– Аррр!!! – взревел сверху Степаныч.

Штанга грохнулась на стойки. А по обеим сторонам скамьи упали руки Виктора.

Вокруг скамьи кучковались все, кто был в зале. Они смотрели на Виктора глазами, полными… Страха? Изумления? В общем, не смотрят так на своих, пусть даже учудивших что-то невообразимое.

Так смотрят на чужих…

И тут пришла боль. Виктор застонал и скатился со скамьи на пол.

Боль разлилась по всей верхней половине туловища. Страшно ломило руки, грудь, плечи… Кровь колотилась в виски, в лоб, в глаза, кровь клокотала в горле, пузьрясь на губах розовой пеной…

Степаныч устало присел на освободившуюся скамью.

– Гормон роста? – бросил он устало через плечо. – Или кокаин?

– Ч-чего-вввууумммвв? – взвыл-простонал Виктор.

– Чего кольнул-то? Или нюхнул? Скорую вызывать, чтоб кровь почистили?

– Н-не надо…

Боль стала притупляться. Но это не значило, что надо вставать с пола и расцеплять свои ладони, вцепившиеся в плечи. Виктор боялся, что та, острая, нереальная боль вернется. Но еще больше боялся он, что вместе с болью вернется голос

– Все свободны, – чуть повысил голос Степаныч. – На сегодня хватит. Потренировались…

– Да-да, конечно, – засуетились застывшие в легком ступоре завсегдатаи качалки. – Мы это… мы ж понимаем… такое дело… – и поспешно направились к раздевалке, отчего-то пряча глаза.
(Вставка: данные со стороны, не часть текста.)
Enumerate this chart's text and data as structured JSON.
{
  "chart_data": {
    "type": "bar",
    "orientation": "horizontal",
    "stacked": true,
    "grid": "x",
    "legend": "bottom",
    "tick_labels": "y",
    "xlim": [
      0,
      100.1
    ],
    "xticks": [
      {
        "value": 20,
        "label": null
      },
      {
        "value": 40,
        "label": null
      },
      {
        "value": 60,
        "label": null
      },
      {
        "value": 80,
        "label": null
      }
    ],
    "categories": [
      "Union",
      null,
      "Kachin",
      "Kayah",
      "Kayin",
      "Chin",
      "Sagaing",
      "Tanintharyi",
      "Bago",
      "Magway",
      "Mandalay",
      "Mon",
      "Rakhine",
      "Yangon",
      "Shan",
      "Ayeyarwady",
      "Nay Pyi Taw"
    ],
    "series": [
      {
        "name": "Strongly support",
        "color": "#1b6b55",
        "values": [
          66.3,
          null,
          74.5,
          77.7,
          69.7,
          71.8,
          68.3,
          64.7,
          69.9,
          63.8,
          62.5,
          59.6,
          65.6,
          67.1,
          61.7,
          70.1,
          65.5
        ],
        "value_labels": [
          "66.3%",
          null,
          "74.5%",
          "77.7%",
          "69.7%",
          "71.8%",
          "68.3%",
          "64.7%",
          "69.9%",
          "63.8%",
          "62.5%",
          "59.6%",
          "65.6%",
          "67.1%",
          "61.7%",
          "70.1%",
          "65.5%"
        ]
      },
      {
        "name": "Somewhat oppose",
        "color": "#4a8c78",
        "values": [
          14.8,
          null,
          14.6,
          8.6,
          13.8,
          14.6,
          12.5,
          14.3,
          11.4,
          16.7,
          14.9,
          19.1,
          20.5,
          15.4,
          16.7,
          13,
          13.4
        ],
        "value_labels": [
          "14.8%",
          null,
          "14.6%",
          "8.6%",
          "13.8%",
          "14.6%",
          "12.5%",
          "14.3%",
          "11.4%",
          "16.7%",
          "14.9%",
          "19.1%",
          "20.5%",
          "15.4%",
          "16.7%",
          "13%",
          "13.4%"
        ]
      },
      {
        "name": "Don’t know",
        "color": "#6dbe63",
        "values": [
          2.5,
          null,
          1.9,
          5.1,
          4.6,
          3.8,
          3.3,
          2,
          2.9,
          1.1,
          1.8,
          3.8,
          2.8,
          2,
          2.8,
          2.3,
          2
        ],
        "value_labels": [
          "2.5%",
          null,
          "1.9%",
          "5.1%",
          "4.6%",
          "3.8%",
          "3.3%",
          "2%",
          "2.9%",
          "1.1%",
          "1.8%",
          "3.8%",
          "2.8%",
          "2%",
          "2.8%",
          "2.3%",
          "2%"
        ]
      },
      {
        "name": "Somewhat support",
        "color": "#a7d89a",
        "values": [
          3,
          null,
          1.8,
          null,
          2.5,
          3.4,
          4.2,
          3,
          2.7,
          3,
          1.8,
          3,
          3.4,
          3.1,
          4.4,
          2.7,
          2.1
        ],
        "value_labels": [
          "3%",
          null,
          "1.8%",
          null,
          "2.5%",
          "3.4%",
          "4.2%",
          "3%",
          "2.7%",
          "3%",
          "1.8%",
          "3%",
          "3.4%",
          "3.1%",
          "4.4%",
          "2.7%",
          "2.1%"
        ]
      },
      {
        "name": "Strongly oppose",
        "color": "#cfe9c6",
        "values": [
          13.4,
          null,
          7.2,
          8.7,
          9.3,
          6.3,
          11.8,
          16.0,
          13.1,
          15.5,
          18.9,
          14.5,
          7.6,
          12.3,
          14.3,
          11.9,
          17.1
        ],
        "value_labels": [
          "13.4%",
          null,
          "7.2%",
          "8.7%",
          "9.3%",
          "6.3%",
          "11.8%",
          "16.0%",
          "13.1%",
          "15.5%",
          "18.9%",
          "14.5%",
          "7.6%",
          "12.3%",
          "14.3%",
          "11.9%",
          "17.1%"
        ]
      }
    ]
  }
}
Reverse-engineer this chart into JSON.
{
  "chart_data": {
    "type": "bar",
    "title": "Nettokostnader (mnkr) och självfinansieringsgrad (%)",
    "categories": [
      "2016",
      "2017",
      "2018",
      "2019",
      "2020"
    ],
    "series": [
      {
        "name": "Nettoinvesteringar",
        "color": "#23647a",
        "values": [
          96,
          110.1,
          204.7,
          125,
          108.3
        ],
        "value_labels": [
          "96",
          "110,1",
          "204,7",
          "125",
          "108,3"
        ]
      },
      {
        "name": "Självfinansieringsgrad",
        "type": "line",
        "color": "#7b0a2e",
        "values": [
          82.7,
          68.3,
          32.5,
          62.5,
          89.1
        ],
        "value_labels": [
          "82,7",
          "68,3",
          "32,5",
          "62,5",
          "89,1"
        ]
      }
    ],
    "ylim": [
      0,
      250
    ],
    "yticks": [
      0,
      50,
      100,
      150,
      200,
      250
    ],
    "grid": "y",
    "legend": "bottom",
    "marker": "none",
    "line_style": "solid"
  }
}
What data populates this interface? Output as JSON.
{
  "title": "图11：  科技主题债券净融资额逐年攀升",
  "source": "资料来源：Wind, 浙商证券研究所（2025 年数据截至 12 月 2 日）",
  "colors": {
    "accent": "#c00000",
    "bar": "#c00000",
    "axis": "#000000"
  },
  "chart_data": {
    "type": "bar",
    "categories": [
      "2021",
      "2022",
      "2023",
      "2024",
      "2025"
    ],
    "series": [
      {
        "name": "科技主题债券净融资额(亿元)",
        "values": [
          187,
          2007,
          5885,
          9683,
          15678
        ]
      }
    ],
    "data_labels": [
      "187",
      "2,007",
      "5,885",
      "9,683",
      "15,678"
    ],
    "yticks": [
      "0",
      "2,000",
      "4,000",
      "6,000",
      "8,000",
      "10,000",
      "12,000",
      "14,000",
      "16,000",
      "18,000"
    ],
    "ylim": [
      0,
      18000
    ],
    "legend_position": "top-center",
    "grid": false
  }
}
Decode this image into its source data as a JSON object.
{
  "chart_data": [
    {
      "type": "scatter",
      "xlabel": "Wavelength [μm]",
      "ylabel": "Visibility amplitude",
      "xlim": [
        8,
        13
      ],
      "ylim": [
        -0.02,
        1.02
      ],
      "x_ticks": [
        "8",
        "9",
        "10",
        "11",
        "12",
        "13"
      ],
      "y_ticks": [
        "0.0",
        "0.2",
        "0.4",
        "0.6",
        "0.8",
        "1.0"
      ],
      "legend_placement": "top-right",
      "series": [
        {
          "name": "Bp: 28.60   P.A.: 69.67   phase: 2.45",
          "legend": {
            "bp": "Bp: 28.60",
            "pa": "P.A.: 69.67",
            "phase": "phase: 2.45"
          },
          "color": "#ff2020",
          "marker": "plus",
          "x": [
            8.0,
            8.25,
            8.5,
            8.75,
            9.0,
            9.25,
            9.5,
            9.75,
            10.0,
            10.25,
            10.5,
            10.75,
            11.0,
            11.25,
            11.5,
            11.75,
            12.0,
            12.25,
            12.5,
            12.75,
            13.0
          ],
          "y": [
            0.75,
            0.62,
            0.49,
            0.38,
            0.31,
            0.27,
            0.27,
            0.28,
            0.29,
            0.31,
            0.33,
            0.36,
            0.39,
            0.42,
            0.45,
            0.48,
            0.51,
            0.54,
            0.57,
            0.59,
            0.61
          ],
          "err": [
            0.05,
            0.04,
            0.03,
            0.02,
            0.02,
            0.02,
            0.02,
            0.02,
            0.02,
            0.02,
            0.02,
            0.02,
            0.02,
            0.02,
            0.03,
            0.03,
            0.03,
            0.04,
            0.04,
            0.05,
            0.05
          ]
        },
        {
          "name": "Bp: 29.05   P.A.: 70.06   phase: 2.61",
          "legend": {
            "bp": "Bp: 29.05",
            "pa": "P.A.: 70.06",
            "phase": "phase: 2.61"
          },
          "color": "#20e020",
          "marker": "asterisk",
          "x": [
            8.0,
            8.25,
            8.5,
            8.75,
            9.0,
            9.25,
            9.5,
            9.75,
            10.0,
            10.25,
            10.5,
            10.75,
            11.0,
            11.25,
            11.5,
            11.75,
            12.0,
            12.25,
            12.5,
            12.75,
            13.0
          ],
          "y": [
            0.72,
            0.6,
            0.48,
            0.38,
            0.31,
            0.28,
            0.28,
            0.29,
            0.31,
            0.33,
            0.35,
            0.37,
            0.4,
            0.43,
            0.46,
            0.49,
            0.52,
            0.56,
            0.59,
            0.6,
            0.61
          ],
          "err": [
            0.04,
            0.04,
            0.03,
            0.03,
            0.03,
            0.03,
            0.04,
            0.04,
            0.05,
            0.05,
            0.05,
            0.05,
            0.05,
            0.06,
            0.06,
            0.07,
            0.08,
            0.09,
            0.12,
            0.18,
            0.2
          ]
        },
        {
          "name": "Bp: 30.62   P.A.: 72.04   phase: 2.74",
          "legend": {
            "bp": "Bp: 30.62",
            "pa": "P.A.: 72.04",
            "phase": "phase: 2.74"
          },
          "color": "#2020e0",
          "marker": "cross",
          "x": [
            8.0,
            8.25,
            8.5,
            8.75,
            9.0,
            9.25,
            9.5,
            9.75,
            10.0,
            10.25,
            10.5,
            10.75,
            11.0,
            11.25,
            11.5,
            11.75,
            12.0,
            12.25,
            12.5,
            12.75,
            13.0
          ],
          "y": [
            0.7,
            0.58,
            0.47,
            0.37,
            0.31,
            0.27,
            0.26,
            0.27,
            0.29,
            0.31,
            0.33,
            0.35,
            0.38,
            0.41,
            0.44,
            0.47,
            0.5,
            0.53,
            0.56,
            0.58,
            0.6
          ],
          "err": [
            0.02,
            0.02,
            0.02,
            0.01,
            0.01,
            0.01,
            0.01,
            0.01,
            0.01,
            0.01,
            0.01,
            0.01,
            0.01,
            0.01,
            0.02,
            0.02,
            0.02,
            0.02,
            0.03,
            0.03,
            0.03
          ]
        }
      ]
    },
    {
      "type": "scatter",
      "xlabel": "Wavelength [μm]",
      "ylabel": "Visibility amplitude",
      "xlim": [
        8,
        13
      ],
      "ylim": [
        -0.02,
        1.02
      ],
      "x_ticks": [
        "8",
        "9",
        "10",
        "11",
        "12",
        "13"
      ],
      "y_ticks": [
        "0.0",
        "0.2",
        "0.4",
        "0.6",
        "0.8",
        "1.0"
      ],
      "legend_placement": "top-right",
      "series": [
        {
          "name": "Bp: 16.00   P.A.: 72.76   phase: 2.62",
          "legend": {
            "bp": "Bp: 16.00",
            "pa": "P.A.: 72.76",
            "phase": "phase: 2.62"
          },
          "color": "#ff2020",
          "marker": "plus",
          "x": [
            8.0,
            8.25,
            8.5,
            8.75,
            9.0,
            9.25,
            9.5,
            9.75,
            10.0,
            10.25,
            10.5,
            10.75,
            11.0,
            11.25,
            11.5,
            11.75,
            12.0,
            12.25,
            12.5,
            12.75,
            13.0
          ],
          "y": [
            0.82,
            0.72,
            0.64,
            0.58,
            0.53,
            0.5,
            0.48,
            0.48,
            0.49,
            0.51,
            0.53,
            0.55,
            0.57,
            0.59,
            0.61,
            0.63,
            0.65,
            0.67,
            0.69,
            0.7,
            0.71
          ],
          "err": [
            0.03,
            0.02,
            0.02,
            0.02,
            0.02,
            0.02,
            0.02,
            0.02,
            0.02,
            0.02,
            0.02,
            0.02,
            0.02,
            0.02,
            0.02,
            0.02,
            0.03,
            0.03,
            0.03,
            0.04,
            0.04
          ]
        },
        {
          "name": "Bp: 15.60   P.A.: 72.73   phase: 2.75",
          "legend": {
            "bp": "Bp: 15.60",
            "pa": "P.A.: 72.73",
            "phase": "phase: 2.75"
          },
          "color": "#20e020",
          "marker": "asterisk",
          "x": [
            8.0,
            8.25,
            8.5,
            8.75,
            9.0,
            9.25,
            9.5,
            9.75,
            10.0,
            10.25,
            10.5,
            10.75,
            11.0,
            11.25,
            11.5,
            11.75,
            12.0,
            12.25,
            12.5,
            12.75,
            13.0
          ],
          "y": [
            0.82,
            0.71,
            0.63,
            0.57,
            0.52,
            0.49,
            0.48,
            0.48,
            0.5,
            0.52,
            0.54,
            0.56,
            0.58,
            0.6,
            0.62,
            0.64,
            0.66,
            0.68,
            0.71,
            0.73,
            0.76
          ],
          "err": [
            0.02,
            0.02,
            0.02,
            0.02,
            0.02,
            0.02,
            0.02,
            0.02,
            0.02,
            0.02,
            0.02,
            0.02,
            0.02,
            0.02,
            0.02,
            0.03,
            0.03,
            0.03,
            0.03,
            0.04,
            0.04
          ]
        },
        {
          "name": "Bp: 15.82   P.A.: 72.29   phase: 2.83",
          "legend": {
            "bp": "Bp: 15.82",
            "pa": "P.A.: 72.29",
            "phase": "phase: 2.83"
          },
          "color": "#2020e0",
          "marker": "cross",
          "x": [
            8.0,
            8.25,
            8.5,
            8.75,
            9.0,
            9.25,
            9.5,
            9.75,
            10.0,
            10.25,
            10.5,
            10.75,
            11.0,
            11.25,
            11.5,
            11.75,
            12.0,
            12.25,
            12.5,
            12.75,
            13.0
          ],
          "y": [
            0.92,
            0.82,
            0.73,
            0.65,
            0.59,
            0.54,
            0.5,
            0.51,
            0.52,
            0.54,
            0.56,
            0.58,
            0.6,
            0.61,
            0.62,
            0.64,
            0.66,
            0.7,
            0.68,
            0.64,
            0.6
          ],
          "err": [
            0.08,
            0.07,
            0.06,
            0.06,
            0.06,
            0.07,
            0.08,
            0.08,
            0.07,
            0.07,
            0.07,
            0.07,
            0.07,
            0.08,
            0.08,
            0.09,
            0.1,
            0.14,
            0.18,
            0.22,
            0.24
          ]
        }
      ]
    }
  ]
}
– А здоров ты орать, – покачал головой Степаныч. – Жутко даже.

Он сидел на скамье. Сгорбившийся, седой человек, разом постаревший лет на двадцать. Виктор с пола видел его спину, бугрящуюся мышцами из-под майки-борцовки. Но сейчас эти мышцы казались какими-то вялыми, лишенными жизни, словно куча проколотых воздушных шариков с жалкими остатками воздуха внутри.

Виктор осторожно пошевелился. Вроде терпимо.

Он рискнул чуть расслабить пальцы. И это прошло удачно, если не считать того, что разогнуть их было все еще непросто. Кончики пальцев пробороздили по спортивному костюму на манер когтей полудохлого кондора и Виктор облегченно распластался на полу, буквально чувствуя, как стекает с его мышц в ковровое покрытие спортзала тягучая боль.

– Ничего такого не было, Степаныч, – сказал он. – Ни гормонов, ни кокаина. Просто плющит меня… иногда.

– Нехило же тебя плющит, – покачал головой Степаныч. – А я еще, дурак старый, «дави-жми».

– Ничего не попишешь, рабочий подход, – осторожно развел губы Виктор в попытке улыбнуться. Вроде и морда цела. Губы не прокушены, коронки во рту не катаются как шарики в погремушке – и на том спасибо.

Степаныч медленно развернулся в сторону Виктора и навис над ним, словно настоящий мифический Геракл над издыхающей гидрой.

– Смотрю, ты вроде как уже оклемался. Почти, – сказал он задумчиво. – Так вот, запомни на будущее. Нет в жизни ничего такого, ради чего стоит надрываться до последнего. Всегда что-то надо про запас оставлять. На всякий случай. Иначе или порвешься, или крышку снесет напрочь. Рабочий подход – он, конечно, до полного отказа, до кругов перед глазами, до боли нестерпимой. Но головой-то ты должен понимать, где тот подход во благо, ради своей цели, а где – дурь. Своя ли, чужая ли – без разницы. Во всяком деле своя стратегия должна быть.

– Да ты прям Сунь-Цзы, – сказал Виктор, по частям поднимаясь с пола.

– Кто я? – прищурился Степаныч.

– Сунь-Цзы. Стратег такой был в Древнем Китае. Книгу написал знаменитую. «Искусство войны».

Взгляд Степаныча немного смягчился.

– В Китае, говоришь… Дельная, значит, книга была, если из древности до нас дошла.

Виктор подошел к скамье и, слегка кривясь, опустился рядом со Степанычем. Еще не до конца отошедшие руки давали о себе знать.